« Sans naturellement méconnaître la nature des faits qui ont été reprochés aux policiers, ce jugement, dans la mesure où il condamne chacun des sept fonctionnaires à une peine de prison ferme, peut légitimement apparaître, aux yeux des forces de sécurité, comme disproportionné. Notre société ne doit pas se tromper de cible : ce sont les délinquants et les criminels qu’il faut mettre hors d’état de nuire. »
Ainsi s’exprime Brice Hortefeux, ministre de l’Intérieur, aussitôt rejoint par la totalité des élus UMP de Seine-Saint Denis : les sénateurs Philippe Dallier et Christian Demuynck ainsi que les députés Éric Raoult, Patrice Calméjance et Gérard Gaudron.
« Soutien et solidarité » avec les sept policiers condamnés, ont même ajouté les cinq parlementaires UMP. Que cinq élus et un ministre de l’Intérieur désavouent ouvertement une décision de Justice, voilà qui est assurément critiquable, et les voix n’ont pas manqué, d’Elisabeth Guigou à Martine Aubry, pour le critiquer. Elles ont cruellement manqué, en revanche, pour souligner que sur le fond, au-delà de cette question de principe, la déclaration ministérielle exprime, avec un cynisme et une décomplexion rarement atteintes, une conception de la police plus que critiquable.
Car de quoi parle-t-on ? D’une peine de six à douze mois de prison, pour des policiers qui, en produisant de manière délibérée et concertée un faux témoignage sur un accident causé en réalité par un des leurs, ont fait accuser un innocent et lui ont fait encourir la prison ferme à perpétuité – avec, au passage, un tabassage en règle pendant la garde à vue [1].

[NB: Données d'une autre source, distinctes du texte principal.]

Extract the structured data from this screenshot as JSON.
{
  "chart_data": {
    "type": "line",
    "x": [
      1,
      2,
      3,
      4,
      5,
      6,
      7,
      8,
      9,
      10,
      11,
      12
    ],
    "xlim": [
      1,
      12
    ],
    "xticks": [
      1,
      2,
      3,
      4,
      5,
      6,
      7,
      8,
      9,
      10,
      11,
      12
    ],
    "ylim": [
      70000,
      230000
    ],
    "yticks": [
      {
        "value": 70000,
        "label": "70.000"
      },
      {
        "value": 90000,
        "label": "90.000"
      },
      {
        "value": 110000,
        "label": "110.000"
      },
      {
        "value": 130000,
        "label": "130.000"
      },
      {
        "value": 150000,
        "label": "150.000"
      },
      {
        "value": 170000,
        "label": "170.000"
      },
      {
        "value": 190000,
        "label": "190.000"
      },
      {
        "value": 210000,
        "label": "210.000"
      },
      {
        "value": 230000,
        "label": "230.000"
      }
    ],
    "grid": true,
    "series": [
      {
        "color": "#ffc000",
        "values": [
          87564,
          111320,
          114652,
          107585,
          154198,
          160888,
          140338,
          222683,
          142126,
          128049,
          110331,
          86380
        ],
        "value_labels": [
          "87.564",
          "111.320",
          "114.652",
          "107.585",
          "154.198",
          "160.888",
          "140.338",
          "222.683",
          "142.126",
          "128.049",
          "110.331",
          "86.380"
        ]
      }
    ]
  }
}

Quelques mois de prison pour avoir tenté de faire emprisonner à vie un innocent : nous sommes encore loin d’une impitoyable Loi du Talion, assez loin même de la peine maximale prévue par la loi pour un « faux en écriture publique commis par une personne dépositaire de l’autorité agissant dans l’exercice de ses fonctions » (quinze ans de réclusion criminelle et 225 000 € d’amende [2]), et c’est pourtant dans ces quelques mois de prison que le ministre de l’Intérieur voit une sévérité « disproportionnée ».

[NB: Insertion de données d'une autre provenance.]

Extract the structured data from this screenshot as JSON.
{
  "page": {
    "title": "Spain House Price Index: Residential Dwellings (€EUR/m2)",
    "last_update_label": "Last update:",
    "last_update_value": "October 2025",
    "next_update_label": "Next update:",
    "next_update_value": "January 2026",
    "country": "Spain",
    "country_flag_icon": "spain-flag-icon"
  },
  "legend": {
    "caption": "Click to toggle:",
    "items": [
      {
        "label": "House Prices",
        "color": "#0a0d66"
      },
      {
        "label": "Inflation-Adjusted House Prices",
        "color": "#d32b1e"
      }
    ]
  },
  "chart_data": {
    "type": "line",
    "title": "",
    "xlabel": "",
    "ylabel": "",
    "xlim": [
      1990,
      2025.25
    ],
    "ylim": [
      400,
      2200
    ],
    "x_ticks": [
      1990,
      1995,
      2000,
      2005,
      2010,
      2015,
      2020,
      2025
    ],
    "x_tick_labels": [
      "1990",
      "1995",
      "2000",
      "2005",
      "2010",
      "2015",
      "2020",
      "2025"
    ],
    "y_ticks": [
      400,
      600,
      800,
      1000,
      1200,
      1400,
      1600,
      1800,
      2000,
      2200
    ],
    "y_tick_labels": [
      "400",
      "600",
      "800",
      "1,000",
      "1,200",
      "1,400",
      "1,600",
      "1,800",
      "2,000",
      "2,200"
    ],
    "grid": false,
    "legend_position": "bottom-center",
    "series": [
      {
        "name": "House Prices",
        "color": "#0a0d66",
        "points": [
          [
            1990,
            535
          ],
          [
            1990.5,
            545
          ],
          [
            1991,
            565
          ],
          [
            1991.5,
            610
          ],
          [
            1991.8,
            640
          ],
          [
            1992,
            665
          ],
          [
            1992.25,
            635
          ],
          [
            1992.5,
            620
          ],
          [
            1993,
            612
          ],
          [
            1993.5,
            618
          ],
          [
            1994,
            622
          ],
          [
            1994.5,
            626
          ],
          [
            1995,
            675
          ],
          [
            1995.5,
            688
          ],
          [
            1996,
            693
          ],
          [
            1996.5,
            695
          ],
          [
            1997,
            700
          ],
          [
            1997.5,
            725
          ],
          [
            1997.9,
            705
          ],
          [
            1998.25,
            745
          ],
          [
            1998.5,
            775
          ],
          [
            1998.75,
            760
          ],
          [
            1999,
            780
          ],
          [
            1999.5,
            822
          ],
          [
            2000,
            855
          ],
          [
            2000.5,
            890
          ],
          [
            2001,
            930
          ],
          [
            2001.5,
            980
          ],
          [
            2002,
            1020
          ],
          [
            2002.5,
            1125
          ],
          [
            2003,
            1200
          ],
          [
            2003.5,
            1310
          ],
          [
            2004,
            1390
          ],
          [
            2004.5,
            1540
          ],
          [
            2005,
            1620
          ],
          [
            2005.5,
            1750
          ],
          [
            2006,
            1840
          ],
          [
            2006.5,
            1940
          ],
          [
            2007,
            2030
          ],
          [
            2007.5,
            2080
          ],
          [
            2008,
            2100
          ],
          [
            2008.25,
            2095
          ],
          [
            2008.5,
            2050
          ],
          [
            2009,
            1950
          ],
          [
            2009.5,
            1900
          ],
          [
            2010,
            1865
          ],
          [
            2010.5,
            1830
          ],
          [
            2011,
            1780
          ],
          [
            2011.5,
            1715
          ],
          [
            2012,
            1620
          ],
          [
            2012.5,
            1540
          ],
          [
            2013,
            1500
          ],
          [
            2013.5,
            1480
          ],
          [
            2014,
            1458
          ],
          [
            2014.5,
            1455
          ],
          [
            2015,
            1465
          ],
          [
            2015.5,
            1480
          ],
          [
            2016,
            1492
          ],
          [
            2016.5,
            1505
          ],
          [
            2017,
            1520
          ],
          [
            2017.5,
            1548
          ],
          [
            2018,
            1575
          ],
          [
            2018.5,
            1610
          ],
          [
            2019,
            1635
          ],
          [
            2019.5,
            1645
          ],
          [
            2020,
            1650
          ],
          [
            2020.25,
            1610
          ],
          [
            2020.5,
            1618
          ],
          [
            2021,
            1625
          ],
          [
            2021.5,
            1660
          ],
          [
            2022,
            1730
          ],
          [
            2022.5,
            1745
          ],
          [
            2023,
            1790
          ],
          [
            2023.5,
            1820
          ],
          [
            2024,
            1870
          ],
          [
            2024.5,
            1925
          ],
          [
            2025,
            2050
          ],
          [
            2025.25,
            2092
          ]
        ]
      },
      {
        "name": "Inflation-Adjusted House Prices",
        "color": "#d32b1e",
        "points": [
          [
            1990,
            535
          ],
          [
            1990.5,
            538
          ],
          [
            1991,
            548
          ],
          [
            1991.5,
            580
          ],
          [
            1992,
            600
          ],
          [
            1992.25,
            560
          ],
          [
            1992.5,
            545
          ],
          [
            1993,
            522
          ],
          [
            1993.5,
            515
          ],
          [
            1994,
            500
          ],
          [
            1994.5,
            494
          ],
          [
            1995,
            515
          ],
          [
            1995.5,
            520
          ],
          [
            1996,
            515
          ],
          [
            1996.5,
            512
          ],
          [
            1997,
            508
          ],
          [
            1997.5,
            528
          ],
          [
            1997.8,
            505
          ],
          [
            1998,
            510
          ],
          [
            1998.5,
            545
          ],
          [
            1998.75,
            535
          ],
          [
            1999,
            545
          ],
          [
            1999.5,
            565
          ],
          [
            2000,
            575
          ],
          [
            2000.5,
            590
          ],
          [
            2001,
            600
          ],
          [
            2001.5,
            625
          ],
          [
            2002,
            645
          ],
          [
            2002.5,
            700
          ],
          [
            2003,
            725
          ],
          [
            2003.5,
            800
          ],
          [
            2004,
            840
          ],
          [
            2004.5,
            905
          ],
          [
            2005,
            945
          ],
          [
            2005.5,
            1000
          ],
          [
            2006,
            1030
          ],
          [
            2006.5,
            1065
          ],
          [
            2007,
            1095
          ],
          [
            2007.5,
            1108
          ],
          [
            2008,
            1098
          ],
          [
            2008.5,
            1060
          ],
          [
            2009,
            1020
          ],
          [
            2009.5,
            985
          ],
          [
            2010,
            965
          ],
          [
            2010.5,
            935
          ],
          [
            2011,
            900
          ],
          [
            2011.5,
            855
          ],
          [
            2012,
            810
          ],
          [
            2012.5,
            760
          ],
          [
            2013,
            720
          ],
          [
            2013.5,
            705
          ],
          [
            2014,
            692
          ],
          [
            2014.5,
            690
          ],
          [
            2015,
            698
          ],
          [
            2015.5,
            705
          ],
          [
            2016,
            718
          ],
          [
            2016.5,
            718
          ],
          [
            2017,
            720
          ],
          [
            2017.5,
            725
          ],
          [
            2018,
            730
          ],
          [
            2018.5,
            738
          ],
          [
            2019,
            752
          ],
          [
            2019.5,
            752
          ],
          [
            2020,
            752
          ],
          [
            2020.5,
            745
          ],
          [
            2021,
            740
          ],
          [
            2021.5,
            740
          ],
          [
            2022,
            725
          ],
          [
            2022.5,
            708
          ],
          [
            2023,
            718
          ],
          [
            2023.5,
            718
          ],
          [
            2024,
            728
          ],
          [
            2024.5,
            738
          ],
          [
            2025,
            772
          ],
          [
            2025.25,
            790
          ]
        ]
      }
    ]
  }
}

C’est ce jugement qui, toujours selon le ministre, « se trompe de cible » puisque, selon ses mots toujours, « ce sont les délinquants et les criminels qu’il faut mettre hors d’état de nuire ». Ce qui revient à dire ceci : que les sept flics ripoux soutenus par les cinq élus pourris ne sont ni des criminels ni des délinquants. Ce qui revient à dire ceci : que tabasser, mentir, accuser à tort, faire emprisonner à vie un innocent n’est, lorsqu’on est policier, ni un crime ni un délit.
Voici donc en résumé à quelle réforme du vocabulaire nous sommes invités :
– un policier est par définition, donc quoiqu’il fasse, le contraire d’un délinquant ou d’un criminel ;
– il s’en suit qu’un jugement qui condamne un policier est par définition disproportionné et mal cadré [3].
Ce langage, la pensée qu’il véhicule, et la très réelle impunité policière qu’il vient soutenir [4], ni Martine Aubry ni Elisabeth Guigou ne s’en inquiètent – Elisabeth Guigou va au contraire jusqu’à « comprendre l’émotion » des policiers qui ont manifesté pendant trois heures devant le Palais de Justice.
La responsable socialiste s’oppose en somme au ministre Hortefeux, mais dans sa langue. Elle aussi réforme le vocabulaire, en faisant d’une action politique particulièrement radicale (manifester en uniforme devant un tribunal) une simple « émotion », et en décrétant « compréhensible » un corporatisme particulièrement détestable (puisqu’il va jusqu’à soutenir collectivement, publiquement, syndicalement, les pires ripoux).
Dans une autre langue, je conclurai en disant que c’est bel et bien un comportement criminel qui a été sanctionné, et que le ministre, les parlementaires et les syndicats qui s’en offusquent se posent donc en complices – ce que fait aussi, à un degré moindre, l’opposante socialiste qui critique les uns mais comprend les autres.